In Roth’s debut mystery, two artists attempt to track down a missing trio of young provocateurs. 

It’s 2016, and Ray Lawson has settled down after years of making provocative art. Back in 1998, he was escorted out of his exhibition in handcuffs and charged with “practicing medicine without a license” as part of an art project. Nitro, the first exhibition, was comprised of eight specially made pills. “Each pill was a miniature work of art designed to alter perception,” Ray recalls. He refers to a rave review of Nitro in the New York Times in which the critic stated that the exhibit “would make [Dadaist artist Marcel] Duchamp smile.” Now, Ray says, he’s left the “fray” and returned to painting. He teaches at Columbia University and enjoys the relative quiet of his faded celebrity—until an acquaintance from the past interrupts it: Stuart “Pinky” Goldstone, the father of one of Ray’s former grad students. Jeff, Pinky’s son, was a founder of the NoLab art collective, which devoutly followed Ray’s work and created their own impish art projects. Now Jeff and the other two members of NoLab are missing. Pinky pays Ray to look into it, and Ray enlists fellow artist Victor in the sleuthing. Their investigation leads them to the Institute, a cutting-edge arts organization outside of Columbus, Ohio. As Victor and Ray keep digging, NoLab’s latest project takes shape—a project bound to upset some very powerful people. Roth’s novel is at once a sendup and a loving portrait of the fine-art world, and it moves quickly. At the same time, however, it effectively gives Ray time to reflect, and these moments are the highlight of the book. As a narrator, Ray proves to be an eloquent guide: “I never tired of what I witnessed on those streets,” he says of New York City. “Lower Manhattan was my Yosemite, my Galapagos, my Sahara. My La Scala, my Prado, my Bodleian. Every day was a revelation.” Of painting, he observes: “It now seems absurd to me that the one culture I flatly rejected was my own, the one I labored in for so long and knew so much about.” 

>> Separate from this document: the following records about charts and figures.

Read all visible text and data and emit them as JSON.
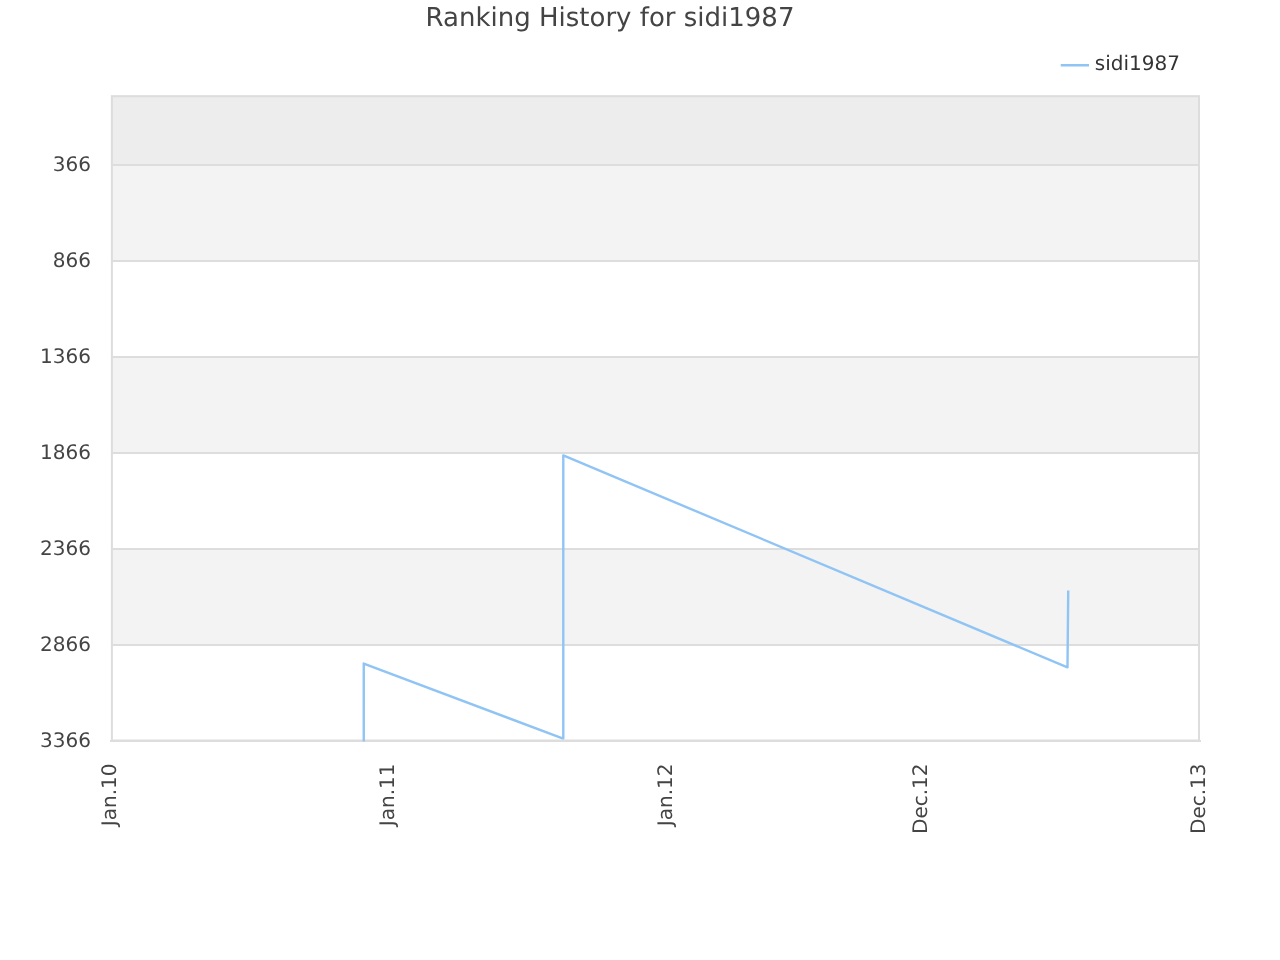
{
  "chart_data": {
    "type": "line",
    "title": "Ranking History for sidi1987",
    "x": [
      "2010-11-28",
      "2010-11-29",
      "2011-08-17",
      "2011-08-18",
      "2013-06-10",
      "2013-06-11"
    ],
    "series": [
      {
        "name": "sidi1987",
        "color": "#90c4f4",
        "values": [
          3366,
          2960,
          3350,
          1876,
          2980,
          2580
        ]
      }
    ],
    "xlim": [
      "2010-01-01",
      "2013-12-01"
    ],
    "xticks": [
      {
        "value": "2010-01-01",
        "label": "Jan.10"
      },
      {
        "value": "2011-01-01",
        "label": "Jan.11"
      },
      {
        "value": "2012-01-01",
        "label": "Jan.12"
      },
      {
        "value": "2012-12-01",
        "label": "Dec.12"
      },
      {
        "value": "2013-12-01",
        "label": "Dec.13"
      }
    ],
    "ylim": [
      3366,
      0
    ],
    "yticks": [
      366,
      866,
      1366,
      1866,
      2366,
      2866,
      3366
    ],
    "bands": [
      {
        "axis": "y",
        "from": 0,
        "to": 366,
        "color": "#ededed"
      },
      {
        "axis": "y",
        "from": 366,
        "to": 866,
        "color": "#f3f3f3"
      },
      {
        "axis": "y",
        "from": 1366,
        "to": 1866,
        "color": "#f3f3f3"
      },
      {
        "axis": "y",
        "from": 2366,
        "to": 2866,
        "color": "#f3f3f3"
      }
    ],
    "grid": "y",
    "legend": "top right",
    "marker": "none",
    "line_style": "solid"
  }
}
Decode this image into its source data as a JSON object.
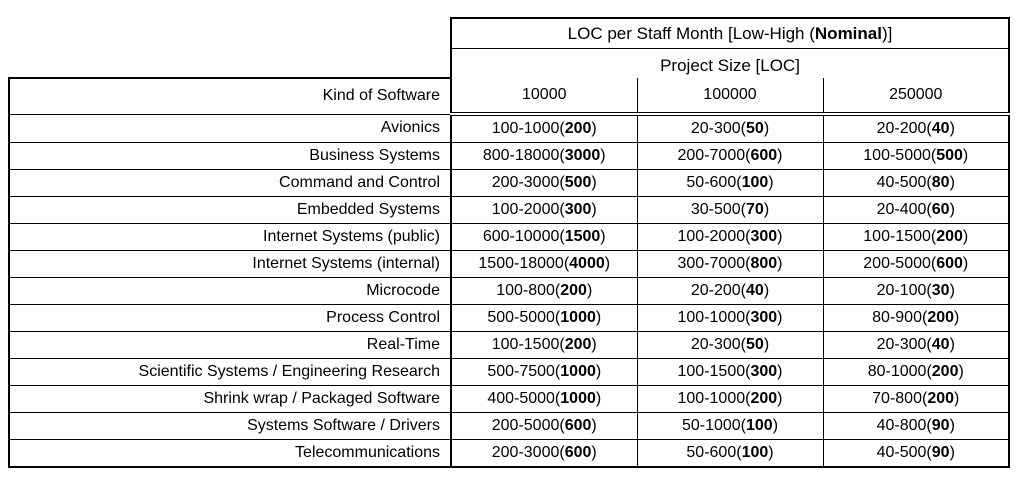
{
  "page": {
    "background_color": "#ffffff",
    "text_color": "#000000",
    "border_color": "#000000"
  },
  "table": {
    "title": {
      "pre": "LOC per Staff Month [Low-High (",
      "bold": "Nominal",
      "post": ")]"
    },
    "subtitle": "Project Size [LOC]",
    "kind_header": "Kind of Software",
    "size_headers": [
      "10000",
      "100000",
      "250000"
    ],
    "rows": [
      {
        "kind": "Avionics",
        "cells": [
          {
            "range": "100-1000",
            "nominal": "200"
          },
          {
            "range": "20-300",
            "nominal": "50"
          },
          {
            "range": "20-200",
            "nominal": "40"
          }
        ]
      },
      {
        "kind": "Business Systems",
        "cells": [
          {
            "range": "800-18000",
            "nominal": "3000"
          },
          {
            "range": "200-7000",
            "nominal": "600"
          },
          {
            "range": "100-5000",
            "nominal": "500"
          }
        ]
      },
      {
        "kind": "Command and Control",
        "cells": [
          {
            "range": "200-3000",
            "nominal": "500"
          },
          {
            "range": "50-600",
            "nominal": "100"
          },
          {
            "range": "40-500",
            "nominal": "80"
          }
        ]
      },
      {
        "kind": "Embedded Systems",
        "cells": [
          {
            "range": "100-2000",
            "nominal": "300"
          },
          {
            "range": "30-500",
            "nominal": "70"
          },
          {
            "range": "20-400",
            "nominal": "60"
          }
        ]
      },
      {
        "kind": "Internet Systems (public)",
        "cells": [
          {
            "range": "600-10000",
            "nominal": "1500"
          },
          {
            "range": "100-2000",
            "nominal": "300"
          },
          {
            "range": "100-1500",
            "nominal": "200"
          }
        ]
      },
      {
        "kind": "Internet Systems (internal)",
        "cells": [
          {
            "range": "1500-18000",
            "nominal": "4000"
          },
          {
            "range": "300-7000",
            "nominal": "800"
          },
          {
            "range": "200-5000",
            "nominal": "600"
          }
        ]
      },
      {
        "kind": "Microcode",
        "cells": [
          {
            "range": "100-800",
            "nominal": "200"
          },
          {
            "range": "20-200",
            "nominal": "40"
          },
          {
            "range": "20-100",
            "nominal": "30"
          }
        ]
      },
      {
        "kind": "Process Control",
        "cells": [
          {
            "range": "500-5000",
            "nominal": "1000"
          },
          {
            "range": "100-1000",
            "nominal": "300"
          },
          {
            "range": "80-900",
            "nominal": "200"
          }
        ]
      },
      {
        "kind": "Real-Time",
        "cells": [
          {
            "range": "100-1500",
            "nominal": "200"
          },
          {
            "range": "20-300",
            "nominal": "50"
          },
          {
            "range": "20-300",
            "nominal": "40"
          }
        ]
      },
      {
        "kind": "Scientific Systems / Engineering Research",
        "cells": [
          {
            "range": "500-7500",
            "nominal": "1000"
          },
          {
            "range": "100-1500",
            "nominal": "300"
          },
          {
            "range": "80-1000",
            "nominal": "200"
          }
        ]
      },
      {
        "kind": "Shrink wrap / Packaged Software",
        "cells": [
          {
            "range": "400-5000",
            "nominal": "1000"
          },
          {
            "range": "100-1000",
            "nominal": "200"
          },
          {
            "range": "70-800",
            "nominal": "200"
          }
        ]
      },
      {
        "kind": "Systems Software / Drivers",
        "cells": [
          {
            "range": "200-5000",
            "nominal": "600"
          },
          {
            "range": "50-1000",
            "nominal": "100"
          },
          {
            "range": "40-800",
            "nominal": "90"
          }
        ]
      },
      {
        "kind": "Telecommunications",
        "cells": [
          {
            "range": "200-3000",
            "nominal": "600"
          },
          {
            "range": "50-600",
            "nominal": "100"
          },
          {
            "range": "40-500",
            "nominal": "90"
          }
        ]
      }
    ]
  }
}
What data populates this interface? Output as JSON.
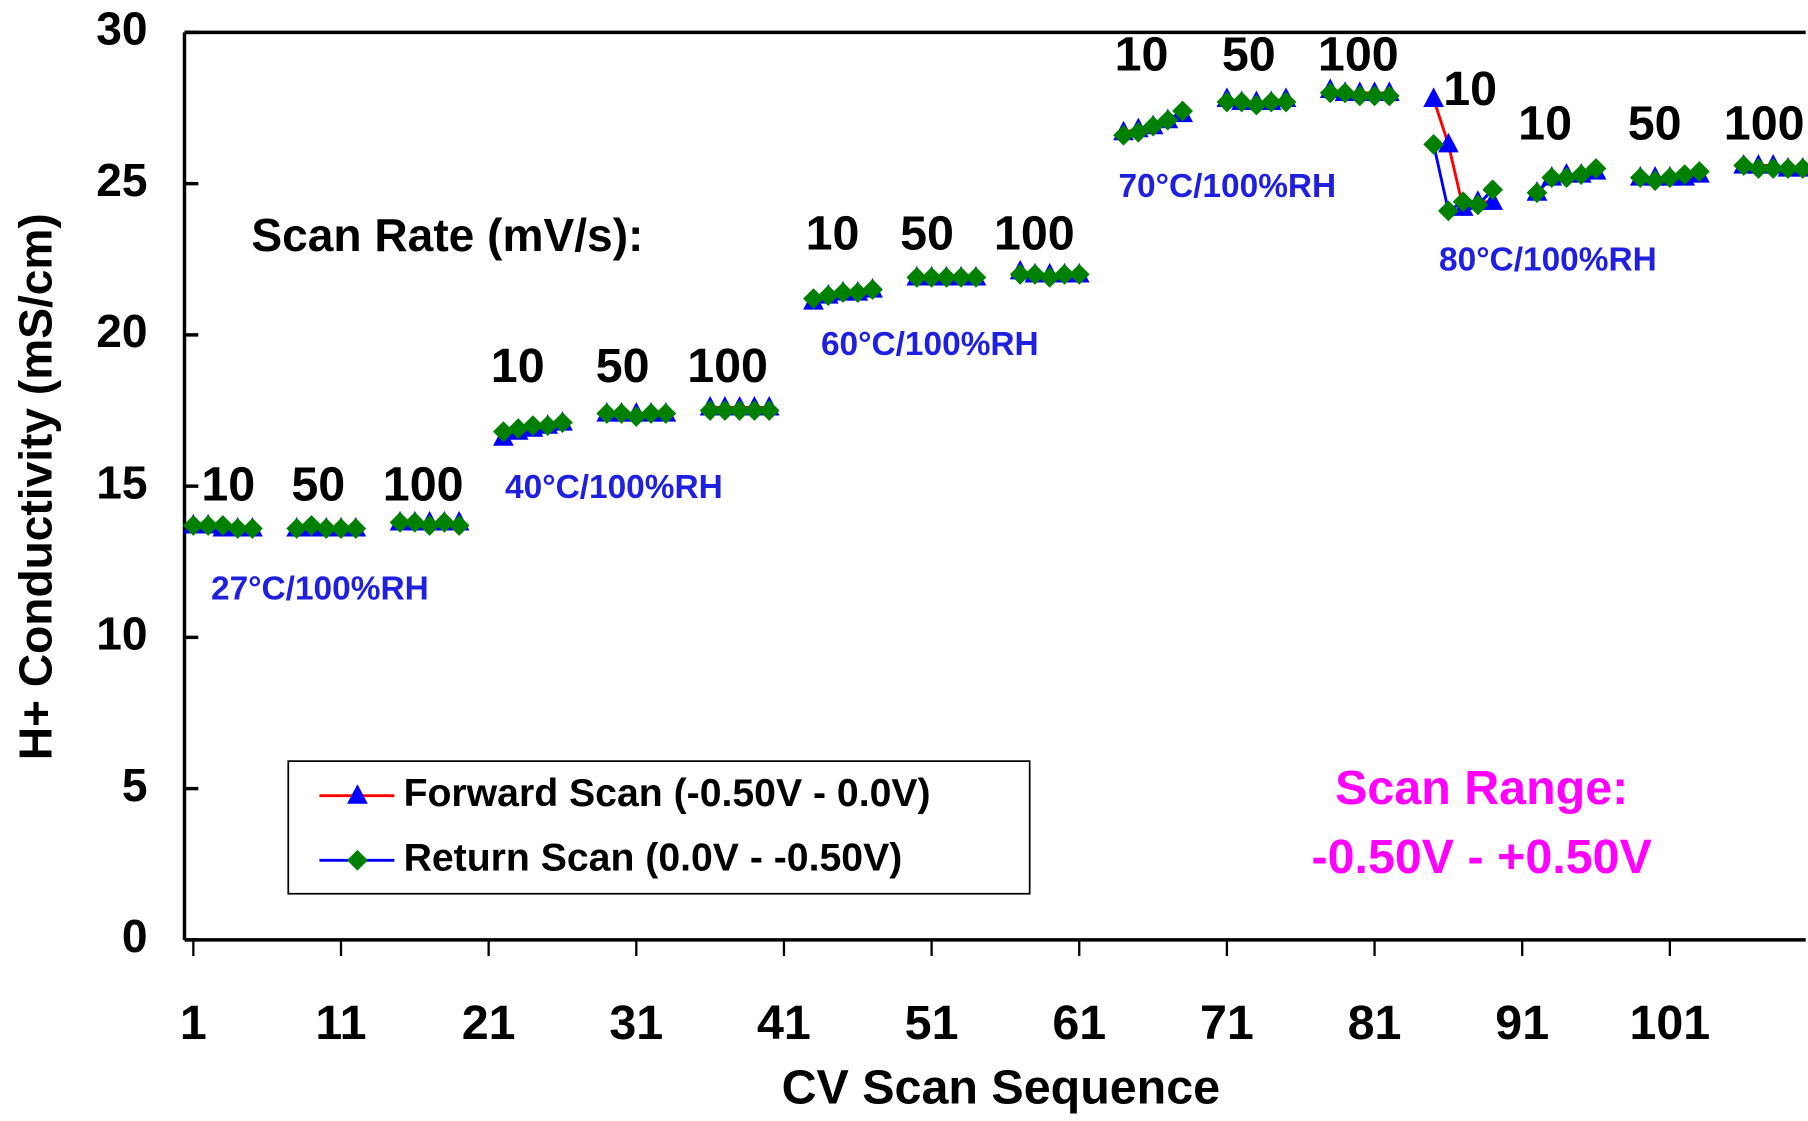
{
  "chart_data": {
    "type": "line",
    "x_label": "CV Scan Sequence",
    "y_label": "H+ Conductivity (mS/cm)",
    "x": [
      1,
      2,
      3,
      4,
      5,
      6,
      7,
      8,
      9,
      10,
      11,
      12,
      13,
      14,
      15,
      16,
      17,
      18,
      19,
      20,
      21,
      22,
      23,
      24,
      25,
      26,
      27,
      28,
      29,
      30,
      31,
      32,
      33,
      34,
      35,
      36,
      37,
      38,
      39,
      40,
      41,
      42,
      43,
      44,
      45,
      46,
      47,
      48,
      49,
      50,
      51,
      52,
      53,
      54,
      55,
      56,
      57,
      58,
      59,
      60,
      61,
      62,
      63,
      64,
      65,
      66,
      67,
      68,
      69,
      70,
      71,
      72,
      73,
      74,
      75,
      76,
      77,
      78,
      79,
      80,
      81,
      82,
      83,
      84,
      85,
      86,
      87,
      88,
      89,
      90,
      91,
      92,
      93,
      94,
      95,
      96,
      97,
      98,
      99,
      100,
      101,
      102,
      103,
      104,
      105,
      106,
      107,
      108,
      109,
      110
    ],
    "series": [
      {
        "name": "Forward Scan (-0.50V - 0.0V)",
        "color": "#ff0000",
        "marker": "triangle",
        "marker_color": "#0000ff",
        "values": [
          13.7,
          13.7,
          13.6,
          13.6,
          13.6,
          null,
          null,
          13.6,
          13.6,
          13.6,
          13.6,
          13.6,
          null,
          null,
          13.8,
          13.8,
          13.8,
          13.8,
          13.8,
          null,
          null,
          16.6,
          16.8,
          16.9,
          17.0,
          17.1,
          null,
          null,
          17.4,
          17.4,
          17.4,
          17.4,
          17.4,
          null,
          null,
          17.6,
          17.6,
          17.6,
          17.6,
          17.6,
          null,
          null,
          21.1,
          21.3,
          21.4,
          21.4,
          21.5,
          null,
          null,
          21.9,
          21.9,
          21.9,
          21.9,
          21.9,
          null,
          null,
          22.1,
          22.0,
          22.0,
          22.0,
          22.0,
          null,
          null,
          26.7,
          26.8,
          26.9,
          27.1,
          27.3,
          null,
          null,
          27.8,
          27.7,
          27.7,
          27.7,
          27.8,
          null,
          null,
          28.1,
          28.0,
          28.0,
          28.0,
          28.0,
          null,
          null,
          27.8,
          26.3,
          24.2,
          24.4,
          24.4,
          null,
          null,
          24.7,
          25.2,
          25.3,
          25.3,
          25.4,
          null,
          null,
          25.2,
          25.2,
          25.2,
          25.2,
          25.3,
          null,
          null,
          25.6,
          25.6,
          25.6,
          25.5,
          25.5
        ]
      },
      {
        "name": "Return Scan (0.0V - -0.50V)",
        "color": "#0000ff",
        "marker": "diamond",
        "marker_color": "#008000",
        "values": [
          13.7,
          13.7,
          13.7,
          13.6,
          13.6,
          null,
          null,
          13.6,
          13.7,
          13.6,
          13.6,
          13.6,
          null,
          null,
          13.8,
          13.8,
          13.7,
          13.8,
          13.7,
          null,
          null,
          16.8,
          16.9,
          17.0,
          17.0,
          17.1,
          null,
          null,
          17.4,
          17.4,
          17.3,
          17.4,
          17.4,
          null,
          null,
          17.5,
          17.5,
          17.5,
          17.5,
          17.5,
          null,
          null,
          21.2,
          21.3,
          21.4,
          21.4,
          21.5,
          null,
          null,
          21.9,
          21.9,
          21.9,
          21.9,
          21.9,
          null,
          null,
          22.0,
          22.0,
          21.9,
          22.0,
          22.0,
          null,
          null,
          26.6,
          26.7,
          26.9,
          27.1,
          27.4,
          null,
          null,
          27.7,
          27.7,
          27.6,
          27.7,
          27.7,
          null,
          null,
          28.0,
          28.0,
          27.9,
          27.9,
          27.9,
          null,
          null,
          26.3,
          24.1,
          24.4,
          24.3,
          24.8,
          null,
          null,
          24.7,
          25.2,
          25.2,
          25.3,
          25.5,
          null,
          null,
          25.2,
          25.1,
          25.2,
          25.3,
          25.4,
          null,
          null,
          25.6,
          25.5,
          25.5,
          25.5,
          25.5
        ]
      }
    ],
    "xlim": [
      0.4,
      110.2
    ],
    "xticks": [
      1,
      11,
      21,
      31,
      41,
      51,
      61,
      71,
      81,
      91,
      101
    ],
    "ylim": [
      0,
      30
    ],
    "yticks": [
      0,
      5,
      10,
      15,
      20,
      25,
      30
    ],
    "grid": false,
    "legend_position": "lower left",
    "annotations": {
      "scan_rate_title": "Scan Rate (mV/s):",
      "scan_rates": [
        "10",
        "50",
        "100",
        "10",
        "50",
        "100",
        "10",
        "50",
        "100",
        "10",
        "50",
        "100",
        "10",
        "10",
        "50",
        "100"
      ],
      "conditions": [
        "27°C/100%RH",
        "40°C/100%RH",
        "60°C/100%RH",
        "70°C/100%RH",
        "80°C/100%RH"
      ],
      "scan_range_title": "Scan Range:",
      "scan_range": "-0.50V - +0.50V"
    }
  }
}
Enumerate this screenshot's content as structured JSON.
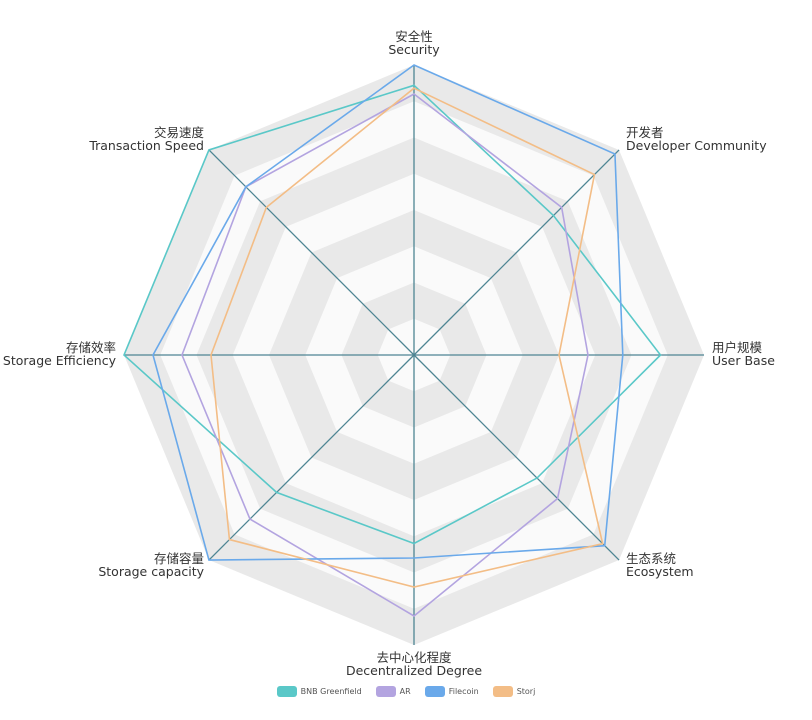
{
  "chart_data": {
    "type": "radar",
    "indicators": [
      {
        "label_cn": "安全性",
        "label_en": "Security"
      },
      {
        "label_cn": "开发者",
        "label_en": "Developer Community"
      },
      {
        "label_cn": "用户规模",
        "label_en": "User Base"
      },
      {
        "label_cn": "生态系统",
        "label_en": "Ecosystem"
      },
      {
        "label_cn": "去中心化程度",
        "label_en": "Decentralized Degree"
      },
      {
        "label_cn": "存储容量",
        "label_en": "Storage capacity"
      },
      {
        "label_cn": "存储效率",
        "label_en": "Storage Efficiency"
      },
      {
        "label_cn": "交易速度",
        "label_en": "Transaction Speed"
      }
    ],
    "max": 1,
    "split_number": 8,
    "series": [
      {
        "name": "BNB Greenfield",
        "color": "#5ac8c8",
        "values": [
          0.93,
          0.68,
          0.85,
          0.6,
          0.65,
          0.67,
          1.0,
          1.0
        ]
      },
      {
        "name": "AR",
        "color": "#b3a4e0",
        "values": [
          0.9,
          0.72,
          0.6,
          0.7,
          0.9,
          0.8,
          0.8,
          0.82
        ]
      },
      {
        "name": "Filecoin",
        "color": "#6aa9ea",
        "values": [
          1.0,
          0.98,
          0.72,
          0.93,
          0.7,
          1.0,
          0.9,
          0.82
        ]
      },
      {
        "name": "Storj",
        "color": "#f3bd86",
        "values": [
          0.92,
          0.88,
          0.5,
          0.92,
          0.8,
          0.9,
          0.7,
          0.72
        ]
      }
    ],
    "legend_position": "bottom-center"
  }
}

A lively satire, a loving homage, and a satisfying whodunit. 
 
—Kirkus Reviews

Richard Roth is an artist and a writer. His paintings have been widely exhibited nationally and internationally. He received an MFA from Tyler School of Art, a BFA from The Cooper Union, and was the recipient of a Visual Artists Fellowship in Painting from the National Endowment for the Arts. He co-edited the book, Beauty is Nowhere: Ethical Issues in Art and Design (Routledge) and co-authored Color Basics, and Design Basics 3D (Wadsworth/Cengage). Roth is a Virginia Commonwealth University Professor Emeritus; he chaired the VCU Department of Painting and Printmaking from 1999 - 2008. He also taught at The Ohio State University; the Birmingham Institute of Art and Design, U.K.; the University of California, Berkeley; New York University; and the School of the Art Institute of Chicago. Born in Brooklyn, he presently lives and works in Southern California.